An alternative form of the scientific method
It should be possible to complete some before-after-control-impact studies, sometimes called BACI analyses.
The idea here is to compare levels of both the treatment and the measurement variable before and after an intervention such as a baiting program in the wild dog example.
There are formal statistical procedures to interpret data of this kind and as long as there are sufficient instances of the comparison some robust evidence can be gathered. Not as rigorous as formal experiments but close enough given the constraints of the real world.
This approach takes time and coordination but it can be done, even retrospectively from standard observations and reports of dog sightings and livestock losses.
The science purists will tell you that inference is weak without formal experiments. This is true.

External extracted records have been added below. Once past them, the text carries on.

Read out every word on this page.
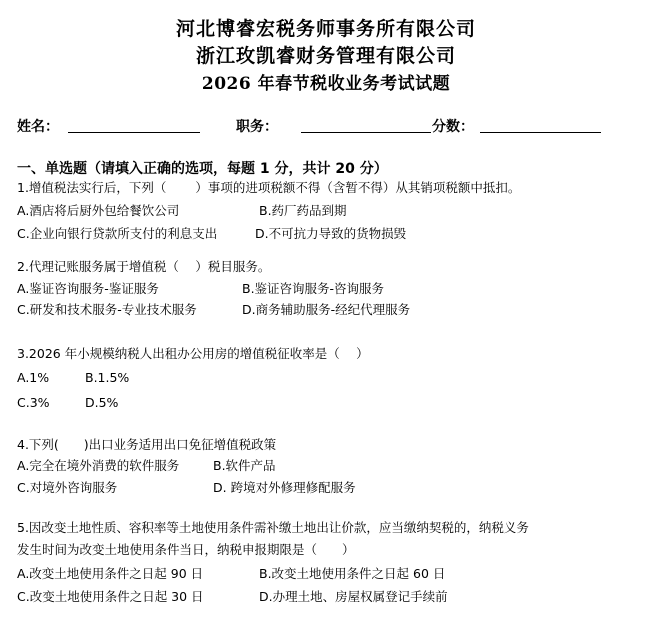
河北博睿宏税务师事务所有限公司
浙江玫凯睿财务管理有限公司
2026 年春节税收业务考试试题
姓名：	职务：	分数：
一、单选题（请填入正确的选项，每题 1 分，共计 20 分）
1.增值税法实行后，下列（　　 ）事项的进项税额不得（含暂不得）从其销项税额中抵扣。
A.酒店将后厨外包给餐饮公司	B.药厂药品到期
C.企业向银行贷款所支付的利息支出	D.不可抗力导致的货物损毁
2.代理记账服务属于增值税（　 ）税目服务。
A.鉴证咨询服务-鉴证服务	B.鉴证咨询服务-咨询服务
C.研发和技术服务-专业技术服务	D.商务辅助服务-经纪代理服务
3.2026 年小规模纳税人出租办公用房的增值税征收率是（　 ）
A.1%	B.1.5%
C.3%	D.5%
4.下列(　　)出口业务适用出口免征增值税政策
A.完全在境外消费的软件服务	B.软件产品
C.对境外咨询服务	D. 跨境对外修理修配服务
5.因改变土地性质、容积率等土地使用条件需补缴土地出让价款，应当缴纳契税的，纳税义务
发生时间为改变土地使用条件当日，纳税申报期限是（　　）
A.改变土地使用条件之日起 90 日	B.改变土地使用条件之日起 60 日
C.改变土地使用条件之日起 30 日	D.办理土地、房屋权属登记手续前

But for this type of expensive interventions even weak inference can help decisions on the necessity or scale of the control programs.
Why so few experiments?
There are few experiments on the use of natural resources because they are hard, sometimes impossible, and always challenging to design and deliver.
Few institutions have the funds to take them on given the levels of replications and the logistics involved.
Few scientists have the time to wait for the results. It is a career limiting step to wait a decade for your experimental results when publishing at least three peer-reviewed papers a year is essential.
Few scientists have the smarts to design experiments on this scale without resorting to pseudoreplication or other shortcuts.
The value sets that the experiments explore are so strongly held that they are hard to shift even if the inference is definitive.
What is the solution?
Be pragmatic about all of this.
Make sure that there is at least some information and apply the various rules to determine how useful it is to the questions at hand.
Help people to see that there is likely an emotional response at the root of their opinions and whilst this is legitimate it will make for tougher than necessary compromises.
Use big data. There is a new source of information that is a combination of remotely sensed data, artificial intelligence algorithms that can see complex patterns and modelling particularly the modeling of ecological processes that can make the inference much stronger than before.
We are much better off than we think when it comes to environmental information.